Stichwort Zoten. Die kommen eigentlich gar nicht so gut an bei den Leuten. Der Mann mit dem Hötche hat bei der Steckenpferd-Verleihung seine Pointen fast ausschließlich unter der Gürtellinie angesiedelt — die Reaktionen im Saal waren verhalten. Muss karnevalistischer Witz zotig sein?

Kockers Na ja, wenn ich schmutzige Witze hören will, gehe ich in eine Kneipe. Im Smoking bei einer hochkarätigen Veranstaltung wie der Steckenpferdverleihung muss ich das nicht haben.

Wie viele Pointen bleiben übrig, wenn man alle Zoten weglässt?
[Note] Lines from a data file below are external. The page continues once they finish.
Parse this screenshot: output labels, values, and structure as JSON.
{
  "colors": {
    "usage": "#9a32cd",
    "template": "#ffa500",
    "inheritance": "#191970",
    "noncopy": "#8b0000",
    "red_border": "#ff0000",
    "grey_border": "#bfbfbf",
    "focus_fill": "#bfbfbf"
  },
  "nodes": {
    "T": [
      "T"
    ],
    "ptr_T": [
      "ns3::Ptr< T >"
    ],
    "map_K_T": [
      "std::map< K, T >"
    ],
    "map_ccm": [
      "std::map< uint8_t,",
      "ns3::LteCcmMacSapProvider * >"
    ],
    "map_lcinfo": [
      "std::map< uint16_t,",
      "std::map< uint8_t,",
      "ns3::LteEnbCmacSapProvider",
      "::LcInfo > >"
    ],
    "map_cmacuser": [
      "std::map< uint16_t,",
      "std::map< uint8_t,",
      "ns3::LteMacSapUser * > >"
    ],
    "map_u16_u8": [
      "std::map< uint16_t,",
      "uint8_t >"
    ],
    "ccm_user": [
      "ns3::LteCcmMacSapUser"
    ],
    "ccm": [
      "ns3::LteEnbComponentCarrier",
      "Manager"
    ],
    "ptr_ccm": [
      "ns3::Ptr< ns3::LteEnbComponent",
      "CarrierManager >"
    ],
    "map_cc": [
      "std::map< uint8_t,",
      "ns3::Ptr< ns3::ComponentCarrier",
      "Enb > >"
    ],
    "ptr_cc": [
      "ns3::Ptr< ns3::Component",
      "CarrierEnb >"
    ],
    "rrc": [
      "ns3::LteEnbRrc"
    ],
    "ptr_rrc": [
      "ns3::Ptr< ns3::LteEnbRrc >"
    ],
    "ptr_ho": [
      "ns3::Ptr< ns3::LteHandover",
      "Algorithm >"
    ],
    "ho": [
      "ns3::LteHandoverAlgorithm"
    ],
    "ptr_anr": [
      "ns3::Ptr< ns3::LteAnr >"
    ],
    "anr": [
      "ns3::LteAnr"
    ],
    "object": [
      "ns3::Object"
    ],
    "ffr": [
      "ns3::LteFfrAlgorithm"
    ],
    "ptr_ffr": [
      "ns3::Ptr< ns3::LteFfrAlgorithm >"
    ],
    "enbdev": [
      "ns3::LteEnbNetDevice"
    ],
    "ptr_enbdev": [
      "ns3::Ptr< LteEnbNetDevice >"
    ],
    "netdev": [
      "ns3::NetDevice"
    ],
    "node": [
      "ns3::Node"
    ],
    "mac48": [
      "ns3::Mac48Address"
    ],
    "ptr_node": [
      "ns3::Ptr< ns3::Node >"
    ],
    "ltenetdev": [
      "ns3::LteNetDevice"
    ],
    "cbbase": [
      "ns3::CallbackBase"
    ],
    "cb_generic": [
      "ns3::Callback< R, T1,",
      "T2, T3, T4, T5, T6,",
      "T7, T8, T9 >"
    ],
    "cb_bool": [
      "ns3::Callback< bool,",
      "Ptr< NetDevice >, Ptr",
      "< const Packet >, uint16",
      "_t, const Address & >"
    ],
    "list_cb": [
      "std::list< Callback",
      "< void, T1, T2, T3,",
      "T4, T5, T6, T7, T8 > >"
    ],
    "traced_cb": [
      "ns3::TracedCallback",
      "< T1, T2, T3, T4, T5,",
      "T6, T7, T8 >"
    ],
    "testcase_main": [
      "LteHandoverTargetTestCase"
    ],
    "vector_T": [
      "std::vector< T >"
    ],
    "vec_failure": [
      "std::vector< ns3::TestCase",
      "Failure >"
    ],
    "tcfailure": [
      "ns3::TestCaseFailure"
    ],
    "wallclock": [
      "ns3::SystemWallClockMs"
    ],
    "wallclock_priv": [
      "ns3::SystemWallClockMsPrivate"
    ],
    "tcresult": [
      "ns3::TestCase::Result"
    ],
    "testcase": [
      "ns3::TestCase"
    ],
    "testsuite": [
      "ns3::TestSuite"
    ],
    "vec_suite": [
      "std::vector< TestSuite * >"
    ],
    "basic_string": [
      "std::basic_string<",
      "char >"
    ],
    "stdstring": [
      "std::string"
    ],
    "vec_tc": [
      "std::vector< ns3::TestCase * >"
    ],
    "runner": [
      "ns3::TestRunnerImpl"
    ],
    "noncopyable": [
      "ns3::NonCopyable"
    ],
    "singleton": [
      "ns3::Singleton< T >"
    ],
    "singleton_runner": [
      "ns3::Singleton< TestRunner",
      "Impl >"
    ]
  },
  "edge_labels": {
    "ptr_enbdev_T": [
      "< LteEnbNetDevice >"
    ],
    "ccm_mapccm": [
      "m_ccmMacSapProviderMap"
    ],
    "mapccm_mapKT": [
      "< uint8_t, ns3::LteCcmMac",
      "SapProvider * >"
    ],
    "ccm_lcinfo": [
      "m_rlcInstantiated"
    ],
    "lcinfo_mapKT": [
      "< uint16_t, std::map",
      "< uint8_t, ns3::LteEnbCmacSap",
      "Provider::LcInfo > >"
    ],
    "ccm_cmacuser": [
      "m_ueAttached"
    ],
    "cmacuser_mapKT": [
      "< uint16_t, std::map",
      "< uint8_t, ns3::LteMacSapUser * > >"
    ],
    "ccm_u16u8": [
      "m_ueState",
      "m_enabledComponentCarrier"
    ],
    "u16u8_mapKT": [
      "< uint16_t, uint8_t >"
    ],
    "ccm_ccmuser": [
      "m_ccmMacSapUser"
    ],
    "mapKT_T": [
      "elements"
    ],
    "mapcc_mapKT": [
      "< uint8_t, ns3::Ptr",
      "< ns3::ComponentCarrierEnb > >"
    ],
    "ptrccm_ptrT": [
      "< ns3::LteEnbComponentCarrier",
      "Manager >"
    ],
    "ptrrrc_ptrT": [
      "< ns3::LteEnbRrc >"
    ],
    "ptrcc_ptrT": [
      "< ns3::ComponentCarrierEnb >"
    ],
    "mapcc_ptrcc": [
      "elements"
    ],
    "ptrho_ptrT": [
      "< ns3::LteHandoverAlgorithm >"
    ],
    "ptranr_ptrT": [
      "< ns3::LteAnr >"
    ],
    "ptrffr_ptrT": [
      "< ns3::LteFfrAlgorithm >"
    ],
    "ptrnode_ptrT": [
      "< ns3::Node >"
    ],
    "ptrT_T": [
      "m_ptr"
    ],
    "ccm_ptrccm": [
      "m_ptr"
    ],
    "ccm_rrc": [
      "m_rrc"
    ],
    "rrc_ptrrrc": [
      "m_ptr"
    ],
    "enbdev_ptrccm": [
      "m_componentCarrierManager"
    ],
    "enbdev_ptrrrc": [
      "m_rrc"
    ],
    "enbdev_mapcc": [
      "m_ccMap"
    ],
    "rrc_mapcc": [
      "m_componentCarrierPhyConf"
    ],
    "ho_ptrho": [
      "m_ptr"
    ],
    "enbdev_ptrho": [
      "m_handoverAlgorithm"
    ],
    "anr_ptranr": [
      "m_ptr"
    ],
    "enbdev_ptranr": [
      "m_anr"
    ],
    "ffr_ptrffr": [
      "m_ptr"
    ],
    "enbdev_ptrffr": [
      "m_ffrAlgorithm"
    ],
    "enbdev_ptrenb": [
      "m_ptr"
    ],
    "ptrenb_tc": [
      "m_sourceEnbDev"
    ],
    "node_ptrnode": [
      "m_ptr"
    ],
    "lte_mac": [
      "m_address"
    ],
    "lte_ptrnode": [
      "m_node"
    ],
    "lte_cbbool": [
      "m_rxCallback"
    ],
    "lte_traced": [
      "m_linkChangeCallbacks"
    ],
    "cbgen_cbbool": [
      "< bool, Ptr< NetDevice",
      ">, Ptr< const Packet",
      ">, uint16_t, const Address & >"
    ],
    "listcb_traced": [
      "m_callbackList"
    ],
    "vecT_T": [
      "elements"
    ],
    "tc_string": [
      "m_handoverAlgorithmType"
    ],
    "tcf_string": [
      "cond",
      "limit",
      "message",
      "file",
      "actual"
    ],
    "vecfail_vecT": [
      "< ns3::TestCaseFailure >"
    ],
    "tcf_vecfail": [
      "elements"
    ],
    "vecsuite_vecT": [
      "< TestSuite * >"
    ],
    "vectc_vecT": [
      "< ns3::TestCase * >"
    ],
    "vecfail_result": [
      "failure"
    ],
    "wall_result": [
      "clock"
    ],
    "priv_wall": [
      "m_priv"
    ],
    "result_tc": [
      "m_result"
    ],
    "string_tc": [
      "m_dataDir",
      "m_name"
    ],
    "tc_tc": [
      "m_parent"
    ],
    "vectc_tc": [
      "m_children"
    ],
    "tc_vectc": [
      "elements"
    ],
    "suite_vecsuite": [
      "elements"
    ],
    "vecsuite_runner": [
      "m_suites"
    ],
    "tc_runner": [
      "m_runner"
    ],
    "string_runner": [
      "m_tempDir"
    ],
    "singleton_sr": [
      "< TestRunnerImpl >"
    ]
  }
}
Kockers Ach wissen Sie, nichts gegen schlüpfrige Geschichten, aber man muss eben sehr genau hinsehen, wo man sie in welchem Maße an-bringt. Und bei einer Veranstaltung wie der von der KG Verberg — da brauchen Sie gar keine; die Stimmung ist dennoch prächtig. Die Leute wollen ihr Bier trinken und Spaß haben, die brauchen keine Witze unter der Gürtellinie. Ich liebe ohnehin mehr schräge Witze — Motto: Warum gehen Ameisen nicht in die Kirche? Weil sie In-sekten sind.